Вскоре после полуночи начальник Особого установления по устройству коронационных народных зрелищ и празднеств действительный статский советник Бер приехал из Москвы к императорскому павильону. Он решил лично проследить за его отделкой — сюда, на праздник, днем должен был явиться государь, а отделку накануне еще не закончили.
Сейчас же Бер стоял на эстраде, поставленной для оркестра недалеко от царского павильона, и, вцепившись пальцами в перила, смотрел на Ходынское поле. Рассвет подтверждал худшие из опасений Николая Николаевича.
Первое опасение, еще давнее, заключалось в том, что, поменяв военную службу на гражданскую, он не избавится от постоянного страха — перед дуэльным террором сослуживцев, перед возможными военными кампаниями. Оказывалось всё же, что дело не в роде занятий, а в его, Николая Николаевича, личной робости.
Именно малодушие, воспитанное планомерным, научно обоснованным применением розги, и не позволило Николеньке Беру, ныне штатскому генералу из столицы, потребовать особой встречи с провинциальным хамом — московским обер-полицмейстером, — и получить от него твердые и конкретные обещания взять надлежащие меры. Малодушие разрешило ему успокоиться одним только сознанием своей ведомственной непричастности к вопросу общественного благочиния на празднике, да пословицей „В чужой монастырь со своим уставом не ходят“. Страх, смертный ужас перед розгой никуда не ушел за те пятьдесят лет, в течение которых kadavergehorsam[28] Бер творил чудеса послушания.
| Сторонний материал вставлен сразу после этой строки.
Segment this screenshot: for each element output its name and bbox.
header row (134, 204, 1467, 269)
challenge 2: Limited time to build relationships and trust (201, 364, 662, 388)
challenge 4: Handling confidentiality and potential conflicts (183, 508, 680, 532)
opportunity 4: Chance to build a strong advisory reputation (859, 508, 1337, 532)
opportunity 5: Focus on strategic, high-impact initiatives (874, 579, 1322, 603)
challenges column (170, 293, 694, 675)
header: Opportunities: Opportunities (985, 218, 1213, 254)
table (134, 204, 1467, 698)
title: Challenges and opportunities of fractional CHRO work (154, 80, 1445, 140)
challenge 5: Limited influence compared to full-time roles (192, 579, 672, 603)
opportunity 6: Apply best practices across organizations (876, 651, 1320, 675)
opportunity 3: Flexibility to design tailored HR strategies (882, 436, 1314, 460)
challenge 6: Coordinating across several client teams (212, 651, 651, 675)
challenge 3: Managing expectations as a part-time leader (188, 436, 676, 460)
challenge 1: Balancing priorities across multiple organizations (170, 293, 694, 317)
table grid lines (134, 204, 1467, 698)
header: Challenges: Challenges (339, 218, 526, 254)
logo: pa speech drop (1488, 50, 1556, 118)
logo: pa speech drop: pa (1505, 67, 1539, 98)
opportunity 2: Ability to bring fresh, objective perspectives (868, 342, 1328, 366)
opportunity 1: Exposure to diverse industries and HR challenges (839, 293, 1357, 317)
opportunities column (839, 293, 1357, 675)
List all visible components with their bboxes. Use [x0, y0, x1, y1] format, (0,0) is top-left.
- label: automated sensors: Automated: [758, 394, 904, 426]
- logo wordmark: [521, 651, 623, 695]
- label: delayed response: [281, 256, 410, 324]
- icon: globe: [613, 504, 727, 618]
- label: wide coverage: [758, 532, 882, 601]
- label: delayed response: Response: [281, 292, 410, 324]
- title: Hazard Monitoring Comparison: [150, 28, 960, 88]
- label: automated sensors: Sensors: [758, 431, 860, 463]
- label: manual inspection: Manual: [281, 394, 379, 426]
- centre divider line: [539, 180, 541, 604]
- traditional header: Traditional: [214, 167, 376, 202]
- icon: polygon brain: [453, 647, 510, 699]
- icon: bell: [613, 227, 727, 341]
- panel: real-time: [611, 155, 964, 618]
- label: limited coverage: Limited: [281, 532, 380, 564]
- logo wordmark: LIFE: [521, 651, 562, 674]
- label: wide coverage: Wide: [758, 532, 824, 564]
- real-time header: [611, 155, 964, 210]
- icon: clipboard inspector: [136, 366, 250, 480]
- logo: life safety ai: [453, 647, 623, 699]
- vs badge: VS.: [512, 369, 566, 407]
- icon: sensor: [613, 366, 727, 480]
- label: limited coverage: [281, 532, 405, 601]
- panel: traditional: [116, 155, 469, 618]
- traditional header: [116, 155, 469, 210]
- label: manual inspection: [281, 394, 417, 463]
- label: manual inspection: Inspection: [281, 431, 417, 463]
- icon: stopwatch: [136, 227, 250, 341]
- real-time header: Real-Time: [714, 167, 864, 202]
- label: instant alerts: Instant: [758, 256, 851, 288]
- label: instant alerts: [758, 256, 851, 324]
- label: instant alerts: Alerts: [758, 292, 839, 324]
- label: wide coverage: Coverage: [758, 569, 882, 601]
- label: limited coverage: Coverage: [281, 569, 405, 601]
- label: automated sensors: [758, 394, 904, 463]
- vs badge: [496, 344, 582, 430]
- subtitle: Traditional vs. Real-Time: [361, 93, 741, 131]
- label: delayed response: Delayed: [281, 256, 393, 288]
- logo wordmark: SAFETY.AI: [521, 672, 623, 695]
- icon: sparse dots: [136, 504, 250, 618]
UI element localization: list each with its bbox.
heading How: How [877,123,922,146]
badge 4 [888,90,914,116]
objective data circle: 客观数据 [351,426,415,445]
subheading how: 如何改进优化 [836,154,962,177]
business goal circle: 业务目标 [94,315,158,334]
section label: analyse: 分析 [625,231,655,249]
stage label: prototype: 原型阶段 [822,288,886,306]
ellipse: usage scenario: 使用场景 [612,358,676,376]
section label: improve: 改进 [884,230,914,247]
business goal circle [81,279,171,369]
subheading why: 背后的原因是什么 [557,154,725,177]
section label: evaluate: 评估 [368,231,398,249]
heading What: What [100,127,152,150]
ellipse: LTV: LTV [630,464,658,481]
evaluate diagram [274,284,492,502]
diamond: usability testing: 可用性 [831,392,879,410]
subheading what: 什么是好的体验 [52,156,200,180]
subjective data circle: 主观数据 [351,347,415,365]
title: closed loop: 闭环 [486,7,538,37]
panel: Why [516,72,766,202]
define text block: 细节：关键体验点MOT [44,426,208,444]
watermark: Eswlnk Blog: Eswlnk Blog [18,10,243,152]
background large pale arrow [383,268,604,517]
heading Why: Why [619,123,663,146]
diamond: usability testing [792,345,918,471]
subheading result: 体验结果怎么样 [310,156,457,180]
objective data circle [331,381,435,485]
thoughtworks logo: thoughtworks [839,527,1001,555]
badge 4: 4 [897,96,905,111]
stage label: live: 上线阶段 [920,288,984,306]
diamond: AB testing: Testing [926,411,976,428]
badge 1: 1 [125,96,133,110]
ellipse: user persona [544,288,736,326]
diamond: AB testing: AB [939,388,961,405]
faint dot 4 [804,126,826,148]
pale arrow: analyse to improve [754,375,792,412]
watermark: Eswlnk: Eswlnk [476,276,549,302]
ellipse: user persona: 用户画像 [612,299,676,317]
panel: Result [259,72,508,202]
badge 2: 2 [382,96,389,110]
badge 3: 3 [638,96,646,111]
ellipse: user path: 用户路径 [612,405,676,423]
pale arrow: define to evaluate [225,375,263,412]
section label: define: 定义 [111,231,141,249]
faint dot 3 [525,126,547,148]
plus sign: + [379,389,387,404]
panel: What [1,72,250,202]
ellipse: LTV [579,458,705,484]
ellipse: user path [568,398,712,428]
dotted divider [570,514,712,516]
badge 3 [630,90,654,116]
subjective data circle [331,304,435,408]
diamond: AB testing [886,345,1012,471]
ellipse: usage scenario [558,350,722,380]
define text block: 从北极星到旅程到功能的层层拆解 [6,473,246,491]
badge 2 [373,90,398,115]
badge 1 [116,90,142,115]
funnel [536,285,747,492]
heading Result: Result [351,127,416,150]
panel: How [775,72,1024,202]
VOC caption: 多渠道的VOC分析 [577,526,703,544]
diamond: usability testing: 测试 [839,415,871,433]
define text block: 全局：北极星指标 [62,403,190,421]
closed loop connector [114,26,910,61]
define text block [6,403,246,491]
Ужас просто стал являться в других обличьях, и теперь обернулся страхом перед смертью от разрыва сердца — страхом, который возникал ввиду сгущения любого зла, в том числе и полицейского хамства, который возникал при одной только мысли о существовании самой по себе возможности испугаться насмерть. Именно такой страх и охватывал сейчас генерала.